1. Brizel DM, Sibley GS, Prosnitz LR, Scher RL, Dewhirst MW. Tumor hypoxia adversely affects the prognosis of carcinoma of the head and neck. Int J Radiat Oncol Biol Phys 1997;38:285–9.

2. O'Connor JP, Boult JK, Jamin Y, Babur M, Finegan KG, Williams KJ, Little RA, Jackson A, Parker GJ, Reynolds AR, Waterton JC, Robinson SP. Oxygen-enhanced MRI accurately identifies, quantifies, and maps tumor hypoxia in preclinical cancer models. Cancer Res. 2016 Feb 15;76(4):787-95.

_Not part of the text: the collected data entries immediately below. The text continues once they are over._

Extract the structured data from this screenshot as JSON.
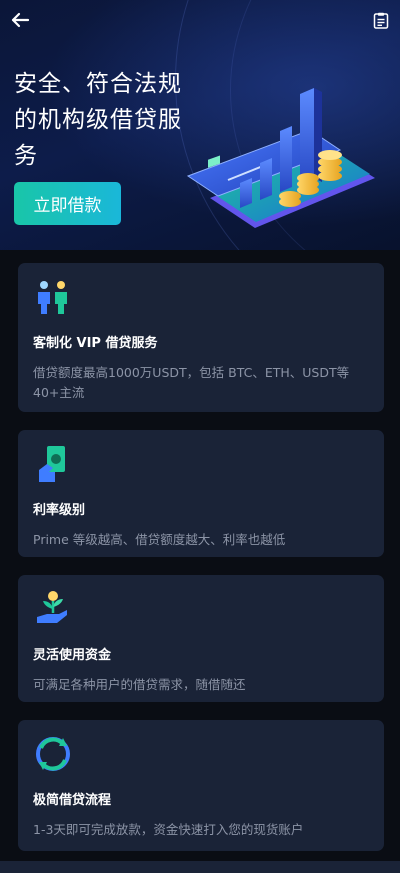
{
  "header": {
    "back_icon": "arrow-left-icon",
    "record_icon": "clipboard-list-icon"
  },
  "hero": {
    "title": "安全、符合法规的机构级借贷服务",
    "cta_label": "立即借款",
    "illustration": "bank-card-with-bar-chart-and-coins",
    "colors": {
      "cta_start": "#19c6a8",
      "cta_end": "#1ab7d9",
      "background": "#0d1c4a"
    }
  },
  "features": [
    {
      "icon": "two-people-icon",
      "title": "客制化 VIP 借贷服务",
      "desc": "借贷额度最高1000万USDT，包括 BTC、ETH、USDT等40+主流"
    },
    {
      "icon": "cash-in-hand-icon",
      "title": "利率级别",
      "desc": "Prime 等级越高、借贷额度越大、利率也越低"
    },
    {
      "icon": "plant-in-hand-icon",
      "title": "灵活使用资金",
      "desc": "可满足各种用户的借贷需求，随借随还"
    },
    {
      "icon": "circular-arrows-icon",
      "title": "极简借贷流程",
      "desc": "1-3天即可完成放款，资金快速打入您的现货账户"
    }
  ]
}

3. Bland MJ, Altman DG. Statistics notes: measurement error proportional to the mean. Br Med J 1996;313:106

4. d'Arcy JA, Collins DJ, Padhani AR, Walker-Samuel S, Suckling J, Leach MO. Informatics in Radiology (infoRAD): magnetic resonance imaging workbench: analysis and visualization of dynamic contrast-enhanced MR imaging data. Radiographics 2006;26:621–32.

Figures

Figure 1 Bland–Altman plot showing difference between two consecutive median healthy cervical lymph node R1 values against the mean value of R1 (CoV - coefficient of variation). Mean difference (solid line) and 95% limits of agreement (dotted lines) are also shown.

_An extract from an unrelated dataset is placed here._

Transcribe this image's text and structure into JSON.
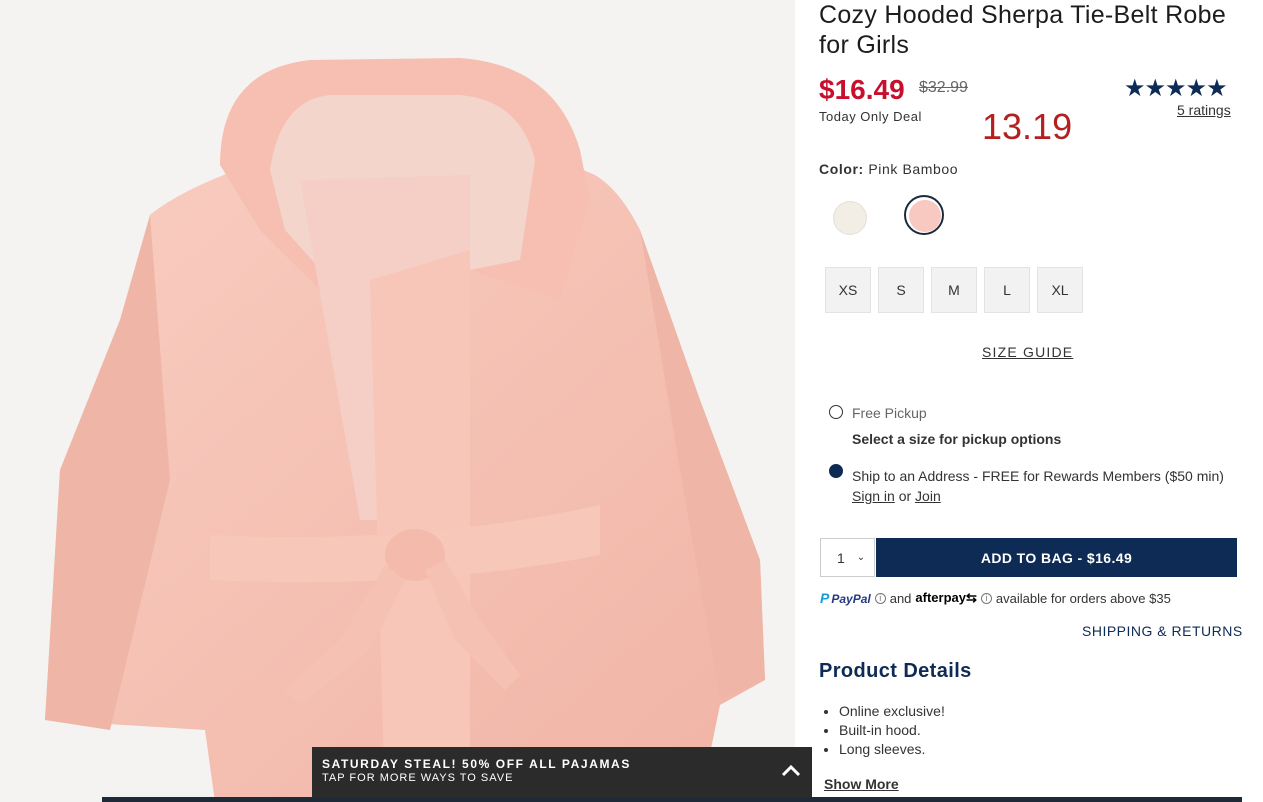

Figure 2 A. Representative T2-weighted axial MRI image from a patient with advanced HNSCC showing the ROI, and corresponding parametric maps for this metastatic lymph node ROI(B-E), and temporal response of R1 values during both air and pure oxygen breathing(F). Baseline air breathing values of R1 are shown(B) together with the change of relaxation ratio in response to pure oxygen breathing(C). DCE MRI map of IAUGC60 (D) was binarised with ΔR1 to stratify tumour into perfused oxygen enhancing (perfused Oxy-E), perfused oxygen refractory (perfused Oxy-R) and non-perfused parts(E). Corresponding time course of R1 values is presented for averaged tumour perfused Oxy-E and perfused Oxy-R voxels(F).

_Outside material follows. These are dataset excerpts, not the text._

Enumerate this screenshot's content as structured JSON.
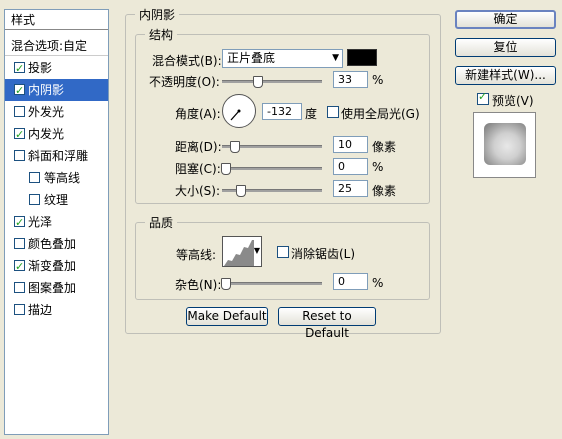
{
  "styles_panel": {
    "header": "样式",
    "blend_options": "混合选项:自定",
    "items": [
      {
        "label": "投影",
        "checked": true,
        "selected": false,
        "indent": false
      },
      {
        "label": "内阴影",
        "checked": true,
        "selected": true,
        "indent": false
      },
      {
        "label": "外发光",
        "checked": false,
        "selected": false,
        "indent": false
      },
      {
        "label": "内发光",
        "checked": true,
        "selected": false,
        "indent": false
      },
      {
        "label": "斜面和浮雕",
        "checked": false,
        "selected": false,
        "indent": false
      },
      {
        "label": "等高线",
        "checked": false,
        "selected": false,
        "indent": true
      },
      {
        "label": "纹理",
        "checked": false,
        "selected": false,
        "indent": true
      },
      {
        "label": "光泽",
        "checked": true,
        "selected": false,
        "indent": false
      },
      {
        "label": "颜色叠加",
        "checked": false,
        "selected": false,
        "indent": false
      },
      {
        "label": "渐变叠加",
        "checked": true,
        "selected": false,
        "indent": false
      },
      {
        "label": "图案叠加",
        "checked": false,
        "selected": false,
        "indent": false
      },
      {
        "label": "描边",
        "checked": false,
        "selected": false,
        "indent": false
      }
    ]
  },
  "inner_shadow": {
    "title": "内阴影",
    "structure": {
      "title": "结构",
      "blend_mode_label": "混合模式(B):",
      "blend_mode_value": "正片叠底",
      "color": "#000000",
      "opacity_label": "不透明度(O):",
      "opacity_value": "33",
      "opacity_unit": "%",
      "angle_label": "角度(A):",
      "angle_value": "-132",
      "angle_unit": "度",
      "global_light_label": "使用全局光(G)",
      "distance_label": "距离(D):",
      "distance_value": "10",
      "distance_unit": "像素",
      "choke_label": "阻塞(C):",
      "choke_value": "0",
      "choke_unit": "%",
      "size_label": "大小(S):",
      "size_value": "25",
      "size_unit": "像素"
    },
    "quality": {
      "title": "品质",
      "contour_label": "等高线:",
      "anti_alias_label": "消除锯齿(L)",
      "noise_label": "杂色(N):",
      "noise_value": "0",
      "noise_unit": "%"
    },
    "make_default": "Make Default",
    "reset_default": "Reset to Default"
  },
  "right": {
    "ok": "确定",
    "reset": "复位",
    "new_style": "新建样式(W)...",
    "preview_label": "预览(V)",
    "preview_checked": true
  }
}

Figure 3 Box plots showing differences in OE-MRI derived biomarkers in lymph nodes from healthy volunteers and HNSCC tumours (Wilcoxon rank test P values are shown for each box plot). There was no difference in median R1 baseline values (A). Healthy lymph nodes exhibited a higher R1 increase during hyperoxia (B), however the difference was not statistically significant. Tumour Oxy-R and perfused Oxy-R from perfused tumour subregions were significantly higher (C) than healthy lymph nodes.